AMAGO standardizes its training process by creating a TstepEncoder to map timesteps to a fixed size representation.
After this, the rest of the network can be environment-agnostic.
We include customizable defaults for the two most common cases of images (CNNTstepEncoder)
and state arrays (FFTstepEncoder).
All we need to do is tell the Experiment which type to use:
from amago.nets.tstep_encoders import CNNTstepEncoder
experiment = amago.Experiment(
make_train_env=make_env,
...,
tstep_encoder_type=CNNTstepEncoder,
)
2. Pick a Sequence Model (TrajEncoder)#
The TrajEncoder is a seq2seq model that enables long-term memory and in-context learning by processing a sequence of TstepEncoder outputs. amago.nets.traj_encoders includes four built-in options:
FFTrajEncoder, GRUTrajEncoder, MambaTrajEncoder, and TformerTrajEncoder.
We can select a TrajEncoder just like a TstepEncoder:
from amago.nets.traj_encoders import MambaTrajEncoder
experiment = amago.Experiment(
...,
traj_encoder_type=MambaTrajEncoder,
)
3. Pick an Agent#
The Agent puts everything together and handles actor-critic RL training ontop of the outputs of the TrajEncoder.
There are two built-in (highly configurable) options: Agent and MultiTaskAgent.

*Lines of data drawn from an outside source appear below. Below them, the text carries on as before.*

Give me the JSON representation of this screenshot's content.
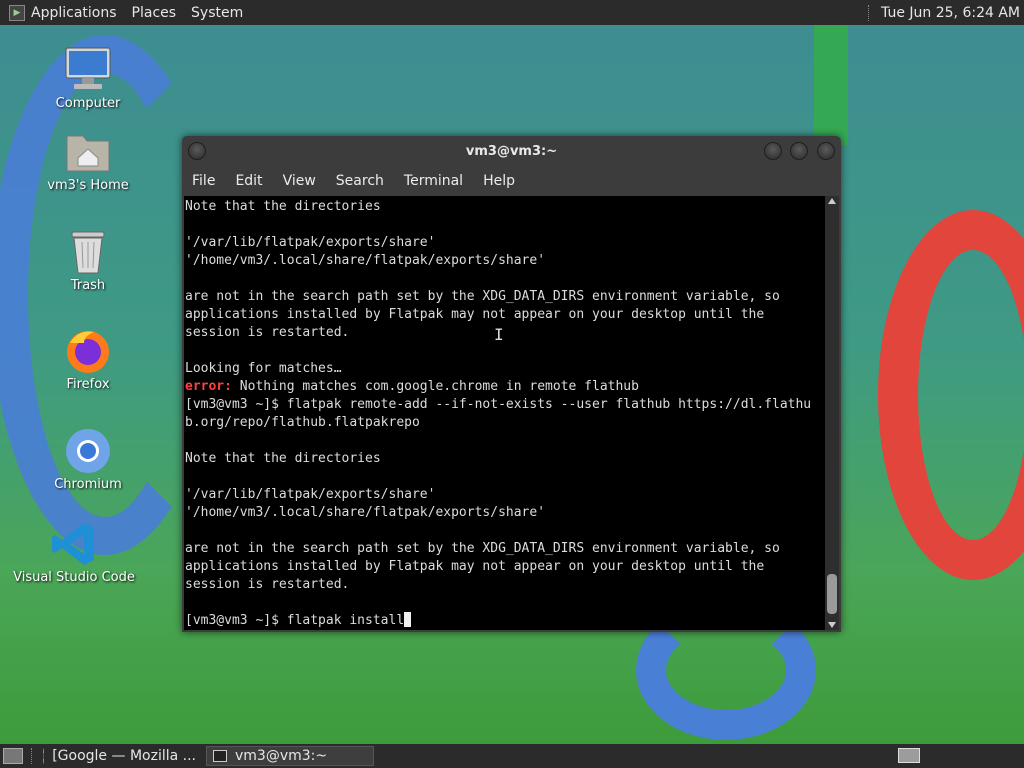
{
  "top_panel": {
    "menus": [
      "Applications",
      "Places",
      "System"
    ],
    "clock": "Tue Jun 25,  6:24 AM"
  },
  "desktop_icons": [
    {
      "label": "Computer",
      "icon": "computer-icon"
    },
    {
      "label": "vm3's Home",
      "icon": "home-folder-icon"
    },
    {
      "label": "Trash",
      "icon": "trash-icon"
    },
    {
      "label": "Firefox",
      "icon": "firefox-icon"
    },
    {
      "label": "Chromium",
      "icon": "chromium-icon"
    },
    {
      "label": "Visual Studio Code",
      "icon": "vscode-icon"
    }
  ],
  "terminal": {
    "title": "vm3@vm3:~",
    "menu": [
      "File",
      "Edit",
      "View",
      "Search",
      "Terminal",
      "Help"
    ],
    "lines": [
      "Note that the directories",
      "",
      "'/var/lib/flatpak/exports/share'",
      "'/home/vm3/.local/share/flatpak/exports/share'",
      "",
      "are not in the search path set by the XDG_DATA_DIRS environment variable, so",
      "applications installed by Flatpak may not appear on your desktop until the",
      "session is restarted.",
      "",
      "Looking for matches…",
      "error:| Nothing matches com.google.chrome in remote flathub",
      "[vm3@vm3 ~]$ flatpak remote-add --if-not-exists --user flathub https://dl.flathu",
      "b.org/repo/flathub.flatpakrepo",
      "",
      "Note that the directories",
      "",
      "'/var/lib/flatpak/exports/share'",
      "'/home/vm3/.local/share/flatpak/exports/share'",
      "",
      "are not in the search path set by the XDG_DATA_DIRS environment variable, so",
      "applications installed by Flatpak may not appear on your desktop until the",
      "session is restarted.",
      "",
      "[vm3@vm3 ~]$ flatpak install"
    ],
    "error_color": "#ff4040"
  },
  "taskbar": {
    "tasks": [
      {
        "label": "[Google — Mozilla ...",
        "icon": "firefox-icon",
        "active": false
      },
      {
        "label": "vm3@vm3:~",
        "icon": "terminal-icon",
        "active": true
      }
    ]
  }
}
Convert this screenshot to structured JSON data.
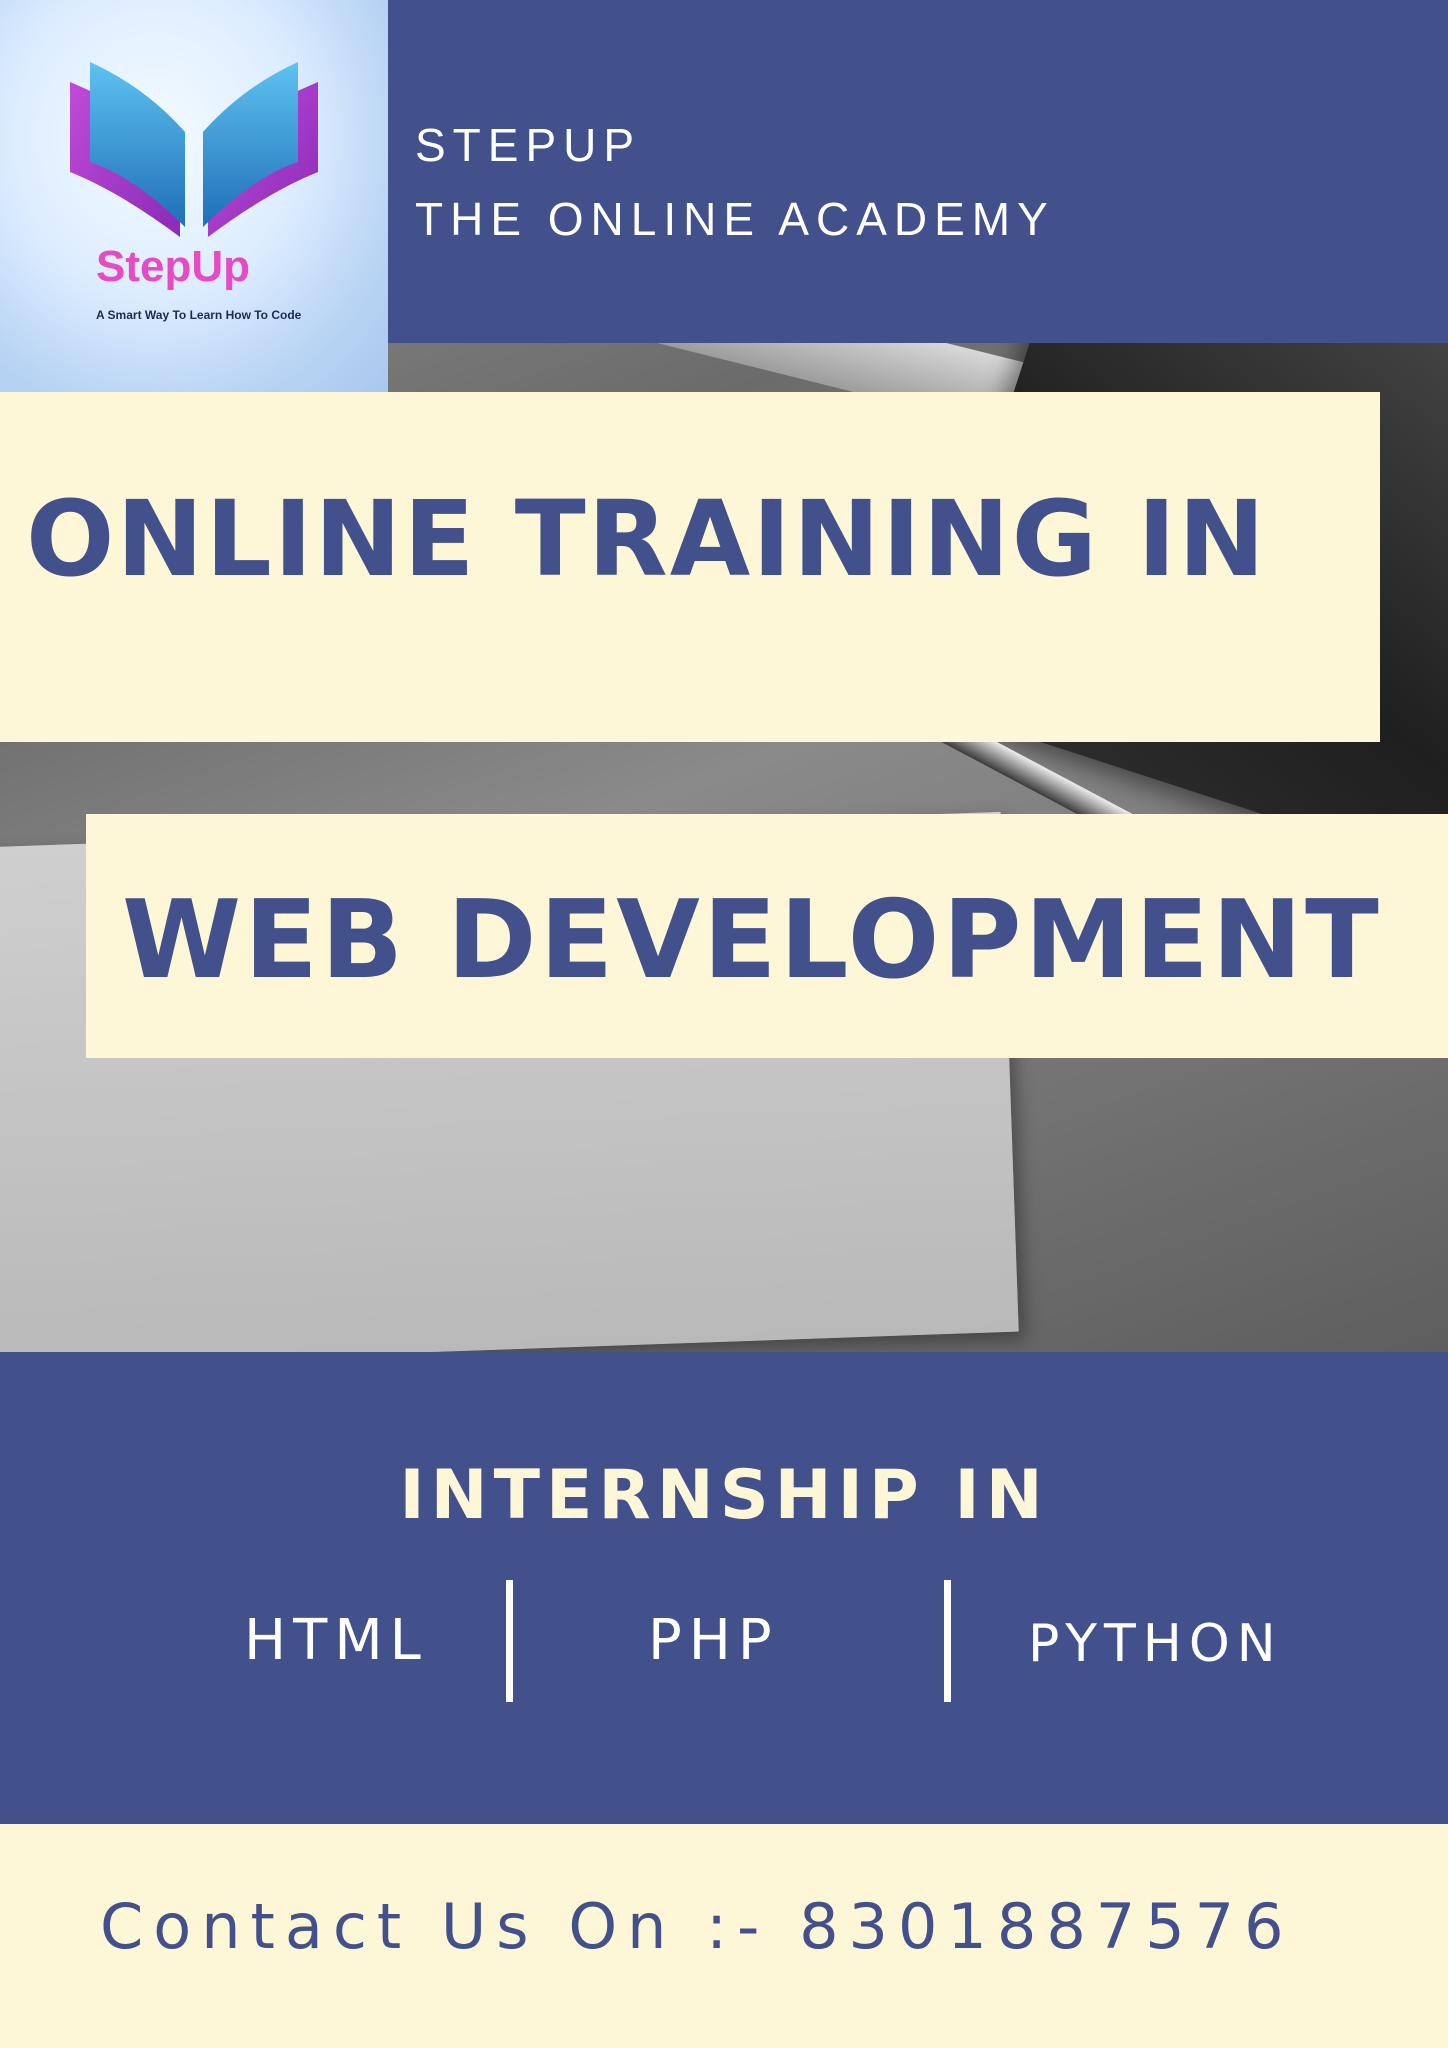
{
  "brand": {
    "logo_name": "StepUp",
    "logo_tagline": "A Smart Way To Learn How To Code",
    "academy_line1": "STEPUP",
    "academy_line2": "THE ONLINE ACADEMY"
  },
  "headline": {
    "line1": "ONLINE TRAINING IN",
    "line2": "WEB DEVELOPMENT"
  },
  "internship": {
    "title": "INTERNSHIP IN",
    "technologies": [
      "HTML",
      "PHP",
      "PYTHON"
    ]
  },
  "contact": {
    "text": "Contact Us On :- 8301887576"
  },
  "colors": {
    "navy": "#42508c",
    "cream": "#fdf7d8",
    "logo_pink": "#e64bc4",
    "logo_blue": "#2a8fd4"
  },
  "icons": [
    "open-book-logo-icon"
  ]
}
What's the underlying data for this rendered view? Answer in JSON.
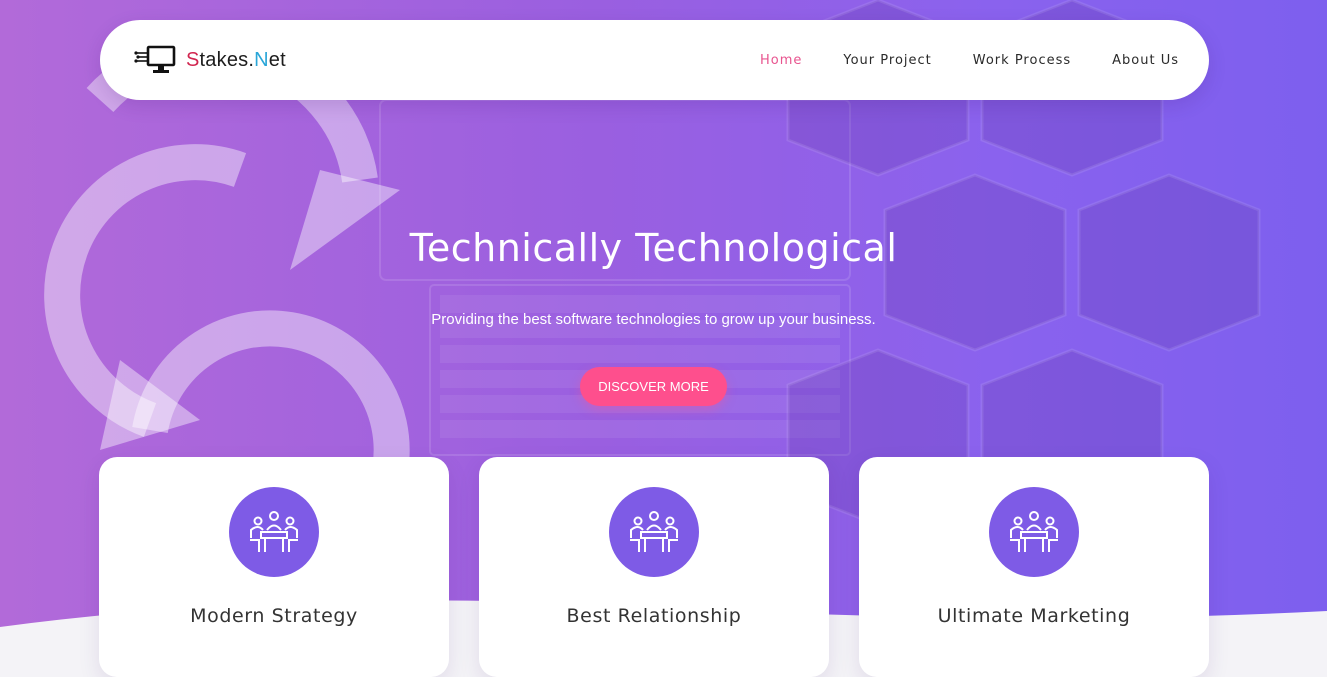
{
  "brand": {
    "prefix": "S",
    "middle": "takes.",
    "suffix_highlight": "N",
    "suffix": "et"
  },
  "nav": {
    "items": [
      {
        "label": "Home",
        "active": true
      },
      {
        "label": "Your Project",
        "active": false
      },
      {
        "label": "Work Process",
        "active": false
      },
      {
        "label": "About Us",
        "active": false
      }
    ]
  },
  "hero": {
    "title": "Technically Technological",
    "subtitle": "Providing the best software technologies to grow up your business.",
    "cta_label": "DISCOVER MORE"
  },
  "features": [
    {
      "title": "Modern Strategy",
      "icon": "team-meeting-icon"
    },
    {
      "title": "Best Relationship",
      "icon": "team-meeting-icon"
    },
    {
      "title": "Ultimate Marketing",
      "icon": "team-meeting-icon"
    }
  ],
  "colors": {
    "accent_pink": "#fe4f8d",
    "nav_active": "#e8548f",
    "icon_circle": "#7e5be6",
    "hero_gradient_start": "#b26ad9",
    "hero_gradient_end": "#7d5fee",
    "brand_s": "#d1254f",
    "brand_n": "#2aa6d8"
  }
}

We can switch between them with:
from amago.agent import MultiTaskAgent
experiment = amago.Experiment(
...,
agent_type=MultiTaskAgent,
)
4. Create the Experiment and Start Training#
Launch training with:
experiment = amago.Experiment(
# final required args we haven't mentioned
run_name="some_name", # a name used for checkpoints and logging
ckpt_base_dir="some/place/", # path to checkpoint directory
val_timesteps_per_epoch=1000, # give actors enough time to finish >= 1 episode
max_seq_len=128, # maximum sequence length for the TrajEncoder
...
)
experiment.start()
experiment.learn()
Checkpoints and logs are saved in:
{Experiment.ckpt_base_dir}
|-- {Experiment.run_name}/
|-- config.txt # stores gin configuration details for reproducibility
|-- wandb_logs/
|-- ckpts/
|-- training_states/
| | # full checkpoint dirs used to restore `accelerate` training runs
| |-- {Experiment.run_name}_epoch_0/
| |-- {Experiment.run_name}_epoch_{Experiment.ckpt_interval}/
| |-- ...
|
|-- latest/
| |--policy.pt # the latest model weights
|-- policy_weights/
| # standard pytorch weight files
|-- policy_epoch_0.pt
|-- policy_epoch_{Experiment.ckpt_interval}.pt
|-- ...
Each epoch, we:
Interact with the training envs for
train_timesteps_per_epoch, creating a total ofparallel_actors * train_timesteps_per_epochnew timesteps.Save any training sequences that have finished, if applicable.
Compute the RL training objectives on
train_batches_per_epochbatches sampled from the dataset. Gradient steps are taken everybatches_per_updatebatches.